One of the basic tools of carpentry is a level. Without it, a carpenter (or any weekend Mr. Fixit) is left eyeballing whether or not a particular surface is perfectly horizontal or perfectly vertical. Sure, anyone can ‘eyeball’ the work and say “Yeah, it looks straight to me”, but more often than not, that results in a slanted bookshelf.
Through experience, we learn in carpentry that eyeballing it just isn’t an accurate method — our perception of reality can be misleading.
The same rigor needs to carry through to how we judge the success of content analytics and specifically content classification. Content analytics, like any innovation, is the target of skepticism and misperception. This has been one of the challenges we’ve faced up as we push for adoption of our content classification product at IBM, and other products that leverage content analytics.
I bring this up having read an interesting post by Lexalytics, a content analytics vendor, on their investigations of their sentiment analysis accuracy. One of the things that caught my eye in the post was a quote from Forrester analyst Suresh Vital who said “in talking to clients who have deployed some form of sentiment analysis, accuracy rests at about 50 percent.”
Its a pretty casual quote that reflects how too many approach their assessment of accuracy of content analytics. There’s no reference to rigorous studies. There’s no reference to hard data about the success or failure of content analytics. It is “Oh, I’ve spoken to a bunch of customers and they perceive it to be doing an iffy job.”
This is the wrong way to judge content analytics.
Last year, as our customers were going about their buying decisions on content classification, many would go through limited tests of our content classification capability. There were two types of these content classification “proof of technologies” that went on.

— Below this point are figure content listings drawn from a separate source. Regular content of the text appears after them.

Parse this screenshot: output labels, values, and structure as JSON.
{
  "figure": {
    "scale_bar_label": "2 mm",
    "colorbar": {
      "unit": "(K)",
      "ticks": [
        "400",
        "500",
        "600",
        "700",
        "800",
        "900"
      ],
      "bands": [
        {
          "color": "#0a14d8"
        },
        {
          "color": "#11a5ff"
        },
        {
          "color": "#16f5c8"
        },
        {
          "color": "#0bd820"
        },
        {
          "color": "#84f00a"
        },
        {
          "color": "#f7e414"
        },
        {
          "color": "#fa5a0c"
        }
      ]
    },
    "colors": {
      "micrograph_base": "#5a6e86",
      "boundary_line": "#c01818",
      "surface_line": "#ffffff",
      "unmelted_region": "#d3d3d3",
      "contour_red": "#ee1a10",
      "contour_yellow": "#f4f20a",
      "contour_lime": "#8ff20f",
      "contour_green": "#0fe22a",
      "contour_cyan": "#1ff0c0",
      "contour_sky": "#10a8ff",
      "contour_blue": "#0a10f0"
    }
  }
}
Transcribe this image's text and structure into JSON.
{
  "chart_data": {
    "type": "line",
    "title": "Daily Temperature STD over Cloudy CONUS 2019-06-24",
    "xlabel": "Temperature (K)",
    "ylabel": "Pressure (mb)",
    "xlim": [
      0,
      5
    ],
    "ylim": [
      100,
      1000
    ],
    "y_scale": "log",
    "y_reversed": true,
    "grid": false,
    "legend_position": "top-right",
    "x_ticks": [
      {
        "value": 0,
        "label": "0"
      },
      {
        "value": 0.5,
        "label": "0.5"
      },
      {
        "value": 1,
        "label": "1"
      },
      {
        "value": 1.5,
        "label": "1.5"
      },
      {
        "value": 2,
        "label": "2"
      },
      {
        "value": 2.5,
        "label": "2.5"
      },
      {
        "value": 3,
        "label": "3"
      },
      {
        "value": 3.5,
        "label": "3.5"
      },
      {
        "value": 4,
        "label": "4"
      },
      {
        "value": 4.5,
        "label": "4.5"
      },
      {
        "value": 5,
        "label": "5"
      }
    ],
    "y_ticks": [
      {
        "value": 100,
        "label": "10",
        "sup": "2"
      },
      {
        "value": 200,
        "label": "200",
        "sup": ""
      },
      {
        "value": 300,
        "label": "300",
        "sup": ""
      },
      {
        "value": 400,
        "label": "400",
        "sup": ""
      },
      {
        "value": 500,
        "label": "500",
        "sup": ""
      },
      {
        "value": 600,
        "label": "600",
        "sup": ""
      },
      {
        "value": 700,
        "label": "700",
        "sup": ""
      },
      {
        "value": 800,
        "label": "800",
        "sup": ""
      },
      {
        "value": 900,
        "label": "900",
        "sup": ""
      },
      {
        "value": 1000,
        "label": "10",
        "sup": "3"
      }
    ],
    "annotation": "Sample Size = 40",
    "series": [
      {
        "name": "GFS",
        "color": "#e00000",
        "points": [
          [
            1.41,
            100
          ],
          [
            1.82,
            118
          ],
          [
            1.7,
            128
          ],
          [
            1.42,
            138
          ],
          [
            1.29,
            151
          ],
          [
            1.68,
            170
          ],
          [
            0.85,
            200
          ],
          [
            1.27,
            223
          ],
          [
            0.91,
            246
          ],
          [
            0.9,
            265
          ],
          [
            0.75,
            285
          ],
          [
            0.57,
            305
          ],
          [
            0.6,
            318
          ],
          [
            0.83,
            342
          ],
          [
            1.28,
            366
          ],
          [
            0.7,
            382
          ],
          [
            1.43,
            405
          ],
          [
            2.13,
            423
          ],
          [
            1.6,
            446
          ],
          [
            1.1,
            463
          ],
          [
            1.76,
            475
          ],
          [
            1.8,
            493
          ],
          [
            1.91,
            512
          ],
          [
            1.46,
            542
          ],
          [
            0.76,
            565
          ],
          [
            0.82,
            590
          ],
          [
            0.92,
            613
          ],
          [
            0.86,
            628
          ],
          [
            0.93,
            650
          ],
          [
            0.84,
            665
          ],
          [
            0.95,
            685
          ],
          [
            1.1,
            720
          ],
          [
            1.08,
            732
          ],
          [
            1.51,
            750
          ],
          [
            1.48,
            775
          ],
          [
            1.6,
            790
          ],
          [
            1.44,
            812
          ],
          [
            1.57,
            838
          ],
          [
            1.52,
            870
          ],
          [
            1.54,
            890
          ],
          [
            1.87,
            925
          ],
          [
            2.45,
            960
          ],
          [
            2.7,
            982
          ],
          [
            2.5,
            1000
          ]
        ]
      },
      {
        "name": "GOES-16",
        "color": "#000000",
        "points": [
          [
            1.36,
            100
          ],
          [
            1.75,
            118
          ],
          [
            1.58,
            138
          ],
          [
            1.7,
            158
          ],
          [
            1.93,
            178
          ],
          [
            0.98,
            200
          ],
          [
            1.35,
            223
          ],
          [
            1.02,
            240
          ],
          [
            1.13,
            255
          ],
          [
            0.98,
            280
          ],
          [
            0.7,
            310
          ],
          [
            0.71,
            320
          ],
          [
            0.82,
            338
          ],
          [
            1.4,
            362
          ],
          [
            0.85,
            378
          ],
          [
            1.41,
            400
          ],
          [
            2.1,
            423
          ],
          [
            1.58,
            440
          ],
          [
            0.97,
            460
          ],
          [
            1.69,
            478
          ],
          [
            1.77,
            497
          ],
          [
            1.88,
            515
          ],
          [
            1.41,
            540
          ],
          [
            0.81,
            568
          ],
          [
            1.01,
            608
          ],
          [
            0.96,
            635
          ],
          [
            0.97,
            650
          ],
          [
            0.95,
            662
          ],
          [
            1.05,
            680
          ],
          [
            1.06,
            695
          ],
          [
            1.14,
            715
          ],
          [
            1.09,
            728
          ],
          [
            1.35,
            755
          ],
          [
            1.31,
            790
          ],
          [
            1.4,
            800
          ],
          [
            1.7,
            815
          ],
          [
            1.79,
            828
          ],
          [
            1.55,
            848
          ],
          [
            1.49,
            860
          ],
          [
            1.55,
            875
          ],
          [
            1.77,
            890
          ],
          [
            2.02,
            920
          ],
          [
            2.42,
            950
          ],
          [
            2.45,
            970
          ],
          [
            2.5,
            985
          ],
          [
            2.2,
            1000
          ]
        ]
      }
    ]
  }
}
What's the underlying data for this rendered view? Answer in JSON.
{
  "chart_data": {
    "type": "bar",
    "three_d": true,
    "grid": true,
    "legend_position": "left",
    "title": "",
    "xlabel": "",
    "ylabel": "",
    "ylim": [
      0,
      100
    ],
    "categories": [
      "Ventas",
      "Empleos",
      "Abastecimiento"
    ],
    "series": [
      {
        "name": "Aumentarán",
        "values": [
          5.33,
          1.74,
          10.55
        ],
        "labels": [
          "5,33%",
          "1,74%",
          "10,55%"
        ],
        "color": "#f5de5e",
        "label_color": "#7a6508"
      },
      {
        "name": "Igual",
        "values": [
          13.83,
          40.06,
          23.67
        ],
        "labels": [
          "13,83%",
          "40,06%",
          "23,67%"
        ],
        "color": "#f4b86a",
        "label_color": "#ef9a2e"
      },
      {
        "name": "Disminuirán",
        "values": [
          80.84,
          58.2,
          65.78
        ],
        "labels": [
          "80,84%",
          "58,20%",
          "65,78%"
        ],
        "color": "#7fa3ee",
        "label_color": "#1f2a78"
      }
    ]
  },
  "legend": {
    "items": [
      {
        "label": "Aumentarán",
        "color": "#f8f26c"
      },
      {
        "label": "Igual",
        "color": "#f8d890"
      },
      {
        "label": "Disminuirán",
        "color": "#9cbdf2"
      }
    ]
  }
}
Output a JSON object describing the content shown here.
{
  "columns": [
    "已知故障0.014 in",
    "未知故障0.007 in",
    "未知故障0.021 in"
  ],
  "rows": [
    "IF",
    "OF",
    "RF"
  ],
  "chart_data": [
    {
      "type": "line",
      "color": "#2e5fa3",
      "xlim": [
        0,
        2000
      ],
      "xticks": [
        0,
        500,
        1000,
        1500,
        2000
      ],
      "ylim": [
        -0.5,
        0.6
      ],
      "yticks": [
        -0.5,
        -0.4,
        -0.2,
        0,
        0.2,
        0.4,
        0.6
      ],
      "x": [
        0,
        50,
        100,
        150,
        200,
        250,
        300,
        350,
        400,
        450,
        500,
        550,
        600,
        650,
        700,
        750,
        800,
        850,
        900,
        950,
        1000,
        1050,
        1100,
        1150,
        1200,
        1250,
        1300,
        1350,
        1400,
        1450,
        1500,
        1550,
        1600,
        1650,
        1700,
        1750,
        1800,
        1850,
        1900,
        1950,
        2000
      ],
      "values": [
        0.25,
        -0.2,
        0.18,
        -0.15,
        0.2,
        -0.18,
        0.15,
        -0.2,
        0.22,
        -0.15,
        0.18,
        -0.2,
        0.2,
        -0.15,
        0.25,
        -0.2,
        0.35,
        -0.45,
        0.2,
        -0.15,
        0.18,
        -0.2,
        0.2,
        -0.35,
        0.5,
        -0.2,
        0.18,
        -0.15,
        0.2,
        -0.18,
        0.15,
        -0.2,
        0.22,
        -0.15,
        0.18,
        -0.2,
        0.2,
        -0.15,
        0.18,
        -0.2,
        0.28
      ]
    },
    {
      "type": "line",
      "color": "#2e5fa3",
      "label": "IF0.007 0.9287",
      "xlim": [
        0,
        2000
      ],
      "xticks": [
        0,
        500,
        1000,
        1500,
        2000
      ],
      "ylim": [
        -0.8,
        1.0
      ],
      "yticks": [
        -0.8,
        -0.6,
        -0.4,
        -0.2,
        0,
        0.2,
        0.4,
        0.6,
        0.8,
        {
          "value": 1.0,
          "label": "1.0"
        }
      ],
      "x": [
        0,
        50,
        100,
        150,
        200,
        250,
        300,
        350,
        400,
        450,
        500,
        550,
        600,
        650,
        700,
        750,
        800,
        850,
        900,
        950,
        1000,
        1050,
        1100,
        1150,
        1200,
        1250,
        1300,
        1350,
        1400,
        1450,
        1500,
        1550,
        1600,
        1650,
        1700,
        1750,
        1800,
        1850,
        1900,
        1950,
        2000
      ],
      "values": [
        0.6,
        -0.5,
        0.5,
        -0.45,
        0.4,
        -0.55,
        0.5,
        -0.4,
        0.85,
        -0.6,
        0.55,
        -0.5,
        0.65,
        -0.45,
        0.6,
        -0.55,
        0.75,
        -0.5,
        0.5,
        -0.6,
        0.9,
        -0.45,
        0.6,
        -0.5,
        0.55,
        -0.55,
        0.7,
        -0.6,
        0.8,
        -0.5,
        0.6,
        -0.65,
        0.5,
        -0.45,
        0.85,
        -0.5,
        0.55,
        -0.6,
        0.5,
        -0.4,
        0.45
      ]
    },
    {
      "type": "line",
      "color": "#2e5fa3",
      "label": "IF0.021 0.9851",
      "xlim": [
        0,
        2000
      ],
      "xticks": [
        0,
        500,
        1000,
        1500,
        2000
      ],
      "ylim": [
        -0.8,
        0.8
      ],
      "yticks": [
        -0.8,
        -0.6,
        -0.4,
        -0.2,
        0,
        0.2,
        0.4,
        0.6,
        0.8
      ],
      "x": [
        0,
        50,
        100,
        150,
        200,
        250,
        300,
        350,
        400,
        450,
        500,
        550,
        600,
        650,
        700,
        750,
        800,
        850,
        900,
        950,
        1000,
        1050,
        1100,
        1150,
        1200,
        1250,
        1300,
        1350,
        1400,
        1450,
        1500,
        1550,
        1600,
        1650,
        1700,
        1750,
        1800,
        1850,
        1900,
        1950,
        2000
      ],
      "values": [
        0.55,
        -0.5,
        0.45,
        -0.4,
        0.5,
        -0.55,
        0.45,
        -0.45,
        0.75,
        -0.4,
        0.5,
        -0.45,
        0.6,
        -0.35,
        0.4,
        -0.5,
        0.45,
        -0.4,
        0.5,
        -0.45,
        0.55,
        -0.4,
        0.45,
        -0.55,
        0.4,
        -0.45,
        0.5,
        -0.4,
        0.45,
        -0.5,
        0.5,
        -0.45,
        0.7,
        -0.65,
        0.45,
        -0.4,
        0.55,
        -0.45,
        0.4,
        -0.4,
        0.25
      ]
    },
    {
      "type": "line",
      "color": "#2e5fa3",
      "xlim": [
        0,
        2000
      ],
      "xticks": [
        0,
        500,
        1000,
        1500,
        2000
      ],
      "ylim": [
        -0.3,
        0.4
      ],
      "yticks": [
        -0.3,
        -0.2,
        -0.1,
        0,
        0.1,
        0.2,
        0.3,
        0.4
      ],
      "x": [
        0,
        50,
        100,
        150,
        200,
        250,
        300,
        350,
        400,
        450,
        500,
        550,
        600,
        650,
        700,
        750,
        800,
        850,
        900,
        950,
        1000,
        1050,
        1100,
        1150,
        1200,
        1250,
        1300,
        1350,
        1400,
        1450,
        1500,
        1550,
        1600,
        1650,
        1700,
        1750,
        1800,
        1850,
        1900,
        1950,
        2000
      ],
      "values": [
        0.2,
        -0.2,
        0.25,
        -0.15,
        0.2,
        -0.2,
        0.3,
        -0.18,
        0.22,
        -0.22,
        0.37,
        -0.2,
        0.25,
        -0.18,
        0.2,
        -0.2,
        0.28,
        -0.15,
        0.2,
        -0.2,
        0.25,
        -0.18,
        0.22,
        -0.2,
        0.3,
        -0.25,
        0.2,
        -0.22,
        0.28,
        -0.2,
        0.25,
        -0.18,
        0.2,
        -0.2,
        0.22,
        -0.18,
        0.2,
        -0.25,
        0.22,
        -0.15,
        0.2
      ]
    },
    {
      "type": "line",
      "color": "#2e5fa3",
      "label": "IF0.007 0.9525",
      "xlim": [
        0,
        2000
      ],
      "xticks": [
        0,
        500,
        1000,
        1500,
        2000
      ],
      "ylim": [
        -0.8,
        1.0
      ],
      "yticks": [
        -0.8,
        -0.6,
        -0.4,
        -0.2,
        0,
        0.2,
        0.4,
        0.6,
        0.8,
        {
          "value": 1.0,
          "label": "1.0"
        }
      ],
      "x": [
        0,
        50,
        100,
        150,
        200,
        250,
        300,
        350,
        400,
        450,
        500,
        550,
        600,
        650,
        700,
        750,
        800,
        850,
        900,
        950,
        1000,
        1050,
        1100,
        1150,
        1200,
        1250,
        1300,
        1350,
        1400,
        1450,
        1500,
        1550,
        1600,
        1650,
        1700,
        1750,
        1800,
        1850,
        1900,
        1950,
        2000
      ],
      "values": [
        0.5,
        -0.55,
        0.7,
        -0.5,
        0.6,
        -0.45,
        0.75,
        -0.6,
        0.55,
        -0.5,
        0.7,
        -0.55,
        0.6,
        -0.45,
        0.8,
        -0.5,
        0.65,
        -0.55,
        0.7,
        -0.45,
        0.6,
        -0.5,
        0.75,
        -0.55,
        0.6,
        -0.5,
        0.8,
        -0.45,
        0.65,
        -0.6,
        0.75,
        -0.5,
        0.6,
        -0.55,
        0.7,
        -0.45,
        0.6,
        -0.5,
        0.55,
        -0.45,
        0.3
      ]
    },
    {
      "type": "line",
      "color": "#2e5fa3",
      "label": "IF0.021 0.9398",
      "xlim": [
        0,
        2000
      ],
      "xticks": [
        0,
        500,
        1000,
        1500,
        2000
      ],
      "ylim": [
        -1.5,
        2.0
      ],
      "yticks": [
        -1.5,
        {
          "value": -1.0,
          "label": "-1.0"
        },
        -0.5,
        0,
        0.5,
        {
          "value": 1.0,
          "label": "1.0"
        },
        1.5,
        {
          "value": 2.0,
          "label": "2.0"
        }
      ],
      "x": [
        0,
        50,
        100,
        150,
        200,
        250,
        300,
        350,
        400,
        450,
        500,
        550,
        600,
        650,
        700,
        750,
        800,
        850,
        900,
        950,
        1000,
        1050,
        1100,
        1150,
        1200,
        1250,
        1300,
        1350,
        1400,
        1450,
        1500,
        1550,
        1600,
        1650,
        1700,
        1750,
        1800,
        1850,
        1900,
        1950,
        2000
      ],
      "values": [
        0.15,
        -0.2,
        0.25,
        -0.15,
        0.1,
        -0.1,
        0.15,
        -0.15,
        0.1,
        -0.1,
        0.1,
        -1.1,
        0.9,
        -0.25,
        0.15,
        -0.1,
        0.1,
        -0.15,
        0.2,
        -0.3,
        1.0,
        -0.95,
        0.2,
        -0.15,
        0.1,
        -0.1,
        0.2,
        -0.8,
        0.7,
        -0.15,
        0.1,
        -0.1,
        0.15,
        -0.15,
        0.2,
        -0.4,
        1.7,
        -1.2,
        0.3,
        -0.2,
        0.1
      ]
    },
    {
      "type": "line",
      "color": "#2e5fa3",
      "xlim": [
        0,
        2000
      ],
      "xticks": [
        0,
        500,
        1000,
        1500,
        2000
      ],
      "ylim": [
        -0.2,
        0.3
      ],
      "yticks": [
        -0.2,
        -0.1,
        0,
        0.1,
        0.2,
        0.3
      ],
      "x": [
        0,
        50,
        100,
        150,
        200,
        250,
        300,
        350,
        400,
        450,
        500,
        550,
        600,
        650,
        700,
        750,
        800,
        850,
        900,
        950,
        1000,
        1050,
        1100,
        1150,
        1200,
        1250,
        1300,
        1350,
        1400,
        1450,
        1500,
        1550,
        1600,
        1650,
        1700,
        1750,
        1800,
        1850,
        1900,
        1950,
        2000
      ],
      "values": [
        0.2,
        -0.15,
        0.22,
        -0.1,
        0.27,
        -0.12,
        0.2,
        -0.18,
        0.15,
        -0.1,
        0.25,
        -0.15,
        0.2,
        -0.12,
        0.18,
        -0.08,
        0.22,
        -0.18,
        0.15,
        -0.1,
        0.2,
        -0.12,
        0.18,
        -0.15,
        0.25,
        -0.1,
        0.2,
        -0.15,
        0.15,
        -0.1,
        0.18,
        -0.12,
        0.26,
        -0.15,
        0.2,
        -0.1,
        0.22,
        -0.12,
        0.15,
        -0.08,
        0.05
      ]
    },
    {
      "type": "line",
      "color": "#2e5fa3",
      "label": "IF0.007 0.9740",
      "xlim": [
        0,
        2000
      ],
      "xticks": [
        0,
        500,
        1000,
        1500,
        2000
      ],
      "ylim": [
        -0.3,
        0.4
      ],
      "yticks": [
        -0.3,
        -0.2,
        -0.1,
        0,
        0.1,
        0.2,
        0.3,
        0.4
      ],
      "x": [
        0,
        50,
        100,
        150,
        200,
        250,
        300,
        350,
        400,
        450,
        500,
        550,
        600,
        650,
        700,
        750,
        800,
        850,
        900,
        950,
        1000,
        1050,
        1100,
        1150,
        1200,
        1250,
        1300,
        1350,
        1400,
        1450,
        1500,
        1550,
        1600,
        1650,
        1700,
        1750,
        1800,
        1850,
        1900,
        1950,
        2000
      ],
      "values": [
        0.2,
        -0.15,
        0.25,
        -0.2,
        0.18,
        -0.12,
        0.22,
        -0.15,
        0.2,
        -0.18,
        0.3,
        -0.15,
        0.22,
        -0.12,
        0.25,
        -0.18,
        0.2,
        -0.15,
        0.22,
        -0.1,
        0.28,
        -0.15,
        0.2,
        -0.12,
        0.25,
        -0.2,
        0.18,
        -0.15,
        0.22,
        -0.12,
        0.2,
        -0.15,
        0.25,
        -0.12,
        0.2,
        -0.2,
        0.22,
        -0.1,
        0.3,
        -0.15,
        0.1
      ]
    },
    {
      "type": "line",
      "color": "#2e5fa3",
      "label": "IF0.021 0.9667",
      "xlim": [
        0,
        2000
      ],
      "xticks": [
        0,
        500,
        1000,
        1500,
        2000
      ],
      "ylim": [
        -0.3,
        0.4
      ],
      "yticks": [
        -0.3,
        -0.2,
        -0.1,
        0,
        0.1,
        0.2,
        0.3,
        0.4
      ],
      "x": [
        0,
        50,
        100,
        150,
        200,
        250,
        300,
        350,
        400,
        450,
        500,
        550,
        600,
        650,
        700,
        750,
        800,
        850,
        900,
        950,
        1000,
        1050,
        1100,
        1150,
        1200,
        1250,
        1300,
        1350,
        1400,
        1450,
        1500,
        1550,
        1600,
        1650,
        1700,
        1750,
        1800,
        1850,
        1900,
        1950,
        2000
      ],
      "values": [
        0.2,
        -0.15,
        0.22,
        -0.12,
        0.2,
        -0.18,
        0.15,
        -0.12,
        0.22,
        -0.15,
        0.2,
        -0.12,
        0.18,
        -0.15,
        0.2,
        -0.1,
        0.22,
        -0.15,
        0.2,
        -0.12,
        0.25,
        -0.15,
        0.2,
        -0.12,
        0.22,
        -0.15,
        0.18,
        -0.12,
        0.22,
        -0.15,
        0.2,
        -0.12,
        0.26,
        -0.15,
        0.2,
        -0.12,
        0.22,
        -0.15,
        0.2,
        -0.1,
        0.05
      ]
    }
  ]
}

The first were the rigorous tests. The ones who followed best practices. They created a reasonably large corpus of pre-categorized documents, and segregated a large portion of this pre-categorized content as a test set. The remaining content was used to train the system. To assess the accuracy of the system, the segrated, pre-categorized test corpus was used. A human was not judging the system document by document as it categorized. Rather, a large, statistically valid sample was run through — a formal control set.
The other type of customer did the opposite. They trained the system and then pulled uncategorized content and asked a human and the Classification Module to categorize side by side.
The results, in terms of accuracy, were the same for both types of customers. About 80% of the top category response was correct for all customers.
The perception of the accuracy for the different types of customers was starkly different.
Those who followed a rigorous approach perceive the automatic classification process to be a success. Those who followed the ‘judge by hand’ approach perceived the system to be unreliable. Why? The human judges have a tendancy to latch onto the failures — the misfires are far more memorable in the eyes of the judge than the successes. The misfires are just numerous enought (10-20%) that they seem pervasive. In reality, the vast majority of the results are good.
This is why the Classification Module and its Classification Workbench tool itself has explicit workflows built into it for executing rigorous testing of your training set and potential categorization process. Because eyeballing it leads to the misperception of results — and crooked bookshelves.